How can people have civil discourse and create a culture of healthy debate while maintaining respect for the other’s opinions? How does one create a culture of tolerance, diversity of opinion and respect for other points of view. This question does not only reside in our living rooms, but also in our boardrooms.

Last spring, I dealt with this topic of diverse opinions and creating a healthy culture of debate within business. I am posting it again because I think the ideas conveyed in this piece are relevant to what we are all experienced today regarding the debate of NFL players, kneeling during the national anthem and our own president's reaction and response.

Posted by Inward in March 2017

A culture of healthy debate is vital for any successful organization. Ideally, debate will result from a diversity of ideas and perspectives, and the resulting discussion would improve the end product/service. However, in reality, debate can often be a difficult and anxiety-inducing process. In some cases, certain control-oriented managers may even discourage debate, preferring a hierarchical structure of decision-making with infrequent subordinate input.

Our team recently read an intriguing article about how Steve Jobs promoted debate within the Apple culture. His insightful analogy for workplace debate is included below, but you can read the entire piece here: http://nbcnews.to/2nEVbzt

“Steve Jobs once told the story of going over to a neighbor's house as a kid. The neighbor asked him to collect rocks in the yard. Steve collected a few and handed them over to the neighbor, who threw them into a tin can with some liquid and sandy grit, shut the lid, and turned on a motor which rotated the can. Over a terrible racket, the neighbor asked Steve to come back the next day. When he returned, the neighbor turned off the rock tumbler and pulled out the stones. Steve was astounded to see how beautiful they had become, polished and shiny. Years later, he likened debate on a team to that rock tumbler. There's a lot of noise, a lot of friction, but out of that process, sometimes painful, come these beautiful polished stones. Both the work and the people who do the work get polished.”

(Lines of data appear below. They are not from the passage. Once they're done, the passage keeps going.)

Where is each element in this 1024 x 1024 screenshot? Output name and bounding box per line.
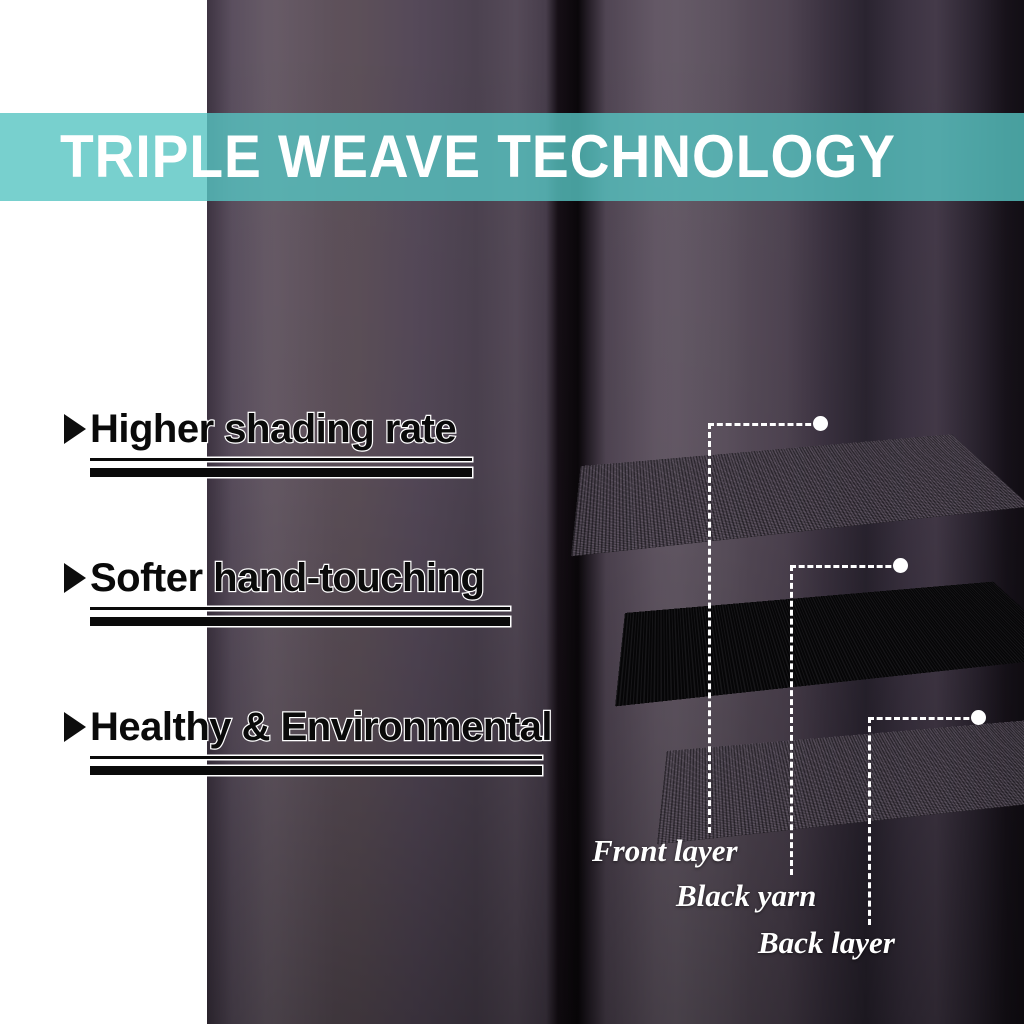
underline-thick-rule (90, 617, 510, 626)
underline-thin-rule (90, 458, 472, 461)
product-infographic: TRIPLE WEAVE TECHNOLOGY Higher shading r… (0, 0, 1024, 1024)
triangle-right-icon (64, 563, 86, 593)
feature-row: Higher shading rate (64, 408, 624, 450)
leader-vertical-segment (708, 423, 711, 833)
feature-item: Healthy & Environmental (64, 706, 624, 775)
banner-title: TRIPLE WEAVE TECHNOLOGY (60, 127, 896, 187)
leader-end-dot (971, 710, 986, 725)
feature-item: Softer hand-touching (64, 557, 624, 626)
underline-thin-rule (90, 756, 542, 759)
leader-end-dot (813, 416, 828, 431)
leader-horizontal-segment (868, 717, 978, 720)
black-yarn-layer-sheet (615, 582, 1024, 707)
leader-vertical-segment (868, 717, 871, 925)
feature-label: Higher shading rate (90, 408, 456, 450)
front-layer-sheet (571, 434, 1024, 556)
leader-horizontal-segment (708, 423, 820, 426)
headline-banner: TRIPLE WEAVE TECHNOLOGY (0, 113, 1024, 201)
underline-thick-rule (90, 766, 542, 775)
feature-item: Higher shading rate (64, 408, 624, 477)
fabric-layer-diagram (580, 300, 1024, 860)
feature-underline (90, 607, 510, 626)
callout-label-front-layer: Front layer (592, 833, 738, 869)
callout-label-back-layer: Back layer (758, 925, 895, 961)
feature-row: Healthy & Environmental (64, 706, 624, 748)
triangle-right-icon (64, 414, 86, 444)
leader-vertical-segment (790, 565, 793, 875)
feature-label: Softer hand-touching (90, 557, 484, 599)
feature-underline (90, 756, 542, 775)
underline-thick-rule (90, 468, 472, 477)
feature-underline (90, 458, 472, 477)
underline-thin-rule (90, 607, 510, 610)
leader-end-dot (893, 558, 908, 573)
feature-list: Higher shading rate Softer hand-touching… (64, 408, 624, 855)
back-layer-sheet (657, 720, 1024, 845)
feature-row: Softer hand-touching (64, 557, 624, 599)
feature-label: Healthy & Environmental (90, 706, 552, 748)
callout-label-black-yarn: Black yarn (676, 878, 816, 914)
leader-horizontal-segment (790, 565, 900, 568)
triangle-right-icon (64, 712, 86, 742)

Inward Strategic Consulting is fond of using analogies for complex business ideas, and this example is no exception. It suggests that debate can often create friction between team members; but if you approach the process in the right way, the end result will be better than the original idea, and the debating employees will have learned new perspectives as a result. This is a powerful concept, because this system encourages healthy debate to become a key aspect for improving the product/service, while enhancing the knowledge and skillset of the employees involved. This is a win-win for both the product/service, and for improving employee engagement.


However, a culture of healthy debate requires a few guidelines and baseline expectations for it to remain “healthy” debate. Without these guidelines, unhinged debate can easily descend from productive to rancorous. On the other end of the spectrum, environments that discourage all forms of debate can suffer from this rigid restriction. Employees would avoid speaking their mind and voicing a concern for fear of reprimand from a higher up. This would then lead to lower quality products/services, fewer learning opportunities for employees, and a culture of fear that would be especially unappealing to the inherently collaborative millennial workforce.

To encourage healthy and productive debate, we recommend the following strategies:

1.            Establish expectations about debate from the outset. During the interview, onboarding, or training process, outline the expectations for how your company approaches debate. At McKinsey Consulting, a core value explained to all new hires is the "obligation to dissent." The idea is that if you disagree with something, or if you have a different perspective on a debate, it is your obligation to speak up regardless of your experience level or title. While this level of debate may not be appropriate for every company, the important part is that this expectation is clearly articulated and demonstrated from the outset.

2.            Encourage employees to rely on data or sourced material when presenting an idea. Data, facts, and figures strengthen any opinion. Encouraging data-backed analysis is helpful for a culture of debate because it can often “level the playing field”, and avoid situations where the debate descends into a difference of opinion, rather than a discussion of the facts.

3.            For junior members of a team working with senior members, remember to caveat your opinions. The senior members of a team generally have more experience to back up their opinions. For that reason, these leaders can sometimes feel disrespected by junior members of their team when an opinion is expressed that goes against their own. Additionally, these more experienced employees are oftentimes members of the baby boomer generation, whose education was more instructor-driven and hierarchical. Newer millennial employees experienced a more collaborative and peer-oriented education, where they were encouraged to express their opinions and form persuasive, data-backed arguments with their peers and teachers. As millennials transition into the workplace, this switch from peer-focused work to hierarchical teams is most likely the reason that millennials have gotten the reputation as being “entitled and opinionated”. To combat this notion, millennials can learn to soften their opinions by caveating with a disarming “this is just my opinion”, and being sure to acknowledge and reference the opinions of more senior members as much as possible.

4.            Understand when a debate should be public or private. In some cases, debate occurs best in an open environment where all team members can participate. In other circumstances, the nature of the situation, or the feelings of other members of the team may necessitate that the debate occur in a one-on-one setting.

5.            Know when to step away from debate, and when to continue it. In debate, as much as we may attempt to reach a consensus opinion, there are some situations where one opinion will be chosen over the others. In most cases, it is vital for the team to move on from the debate and accept the chosen decision. However, if it is a circumstance where the chosen decision will later result in more problems, it is important for employees to be able to continue to express their opinion or concern without fear of reprimand, provided that they have the data or analysis to justify their continued opposition.

6.            Pick your battles. There is a happy medium for the amount of debate that should occur. If there is no debate, issues may go unspoken. On the other hand, if there is too much debating occurring within day-to-day processes, it impedes the ability of the team to actually execute and adopt the decisions that are made. Similarly, an individual who debates too often can get the reputation as a complainer or trouble starter.

Does your team have any other ideas for promoting a culture of healthy debate? We’d love to hear from you, shoot us an email at asteinmetz@inwardconsulting.com if you’d like to “continue this debate”.

I hope this current debate remains civil and respectful of people's opinions and we resolve our differences in peace and harmony.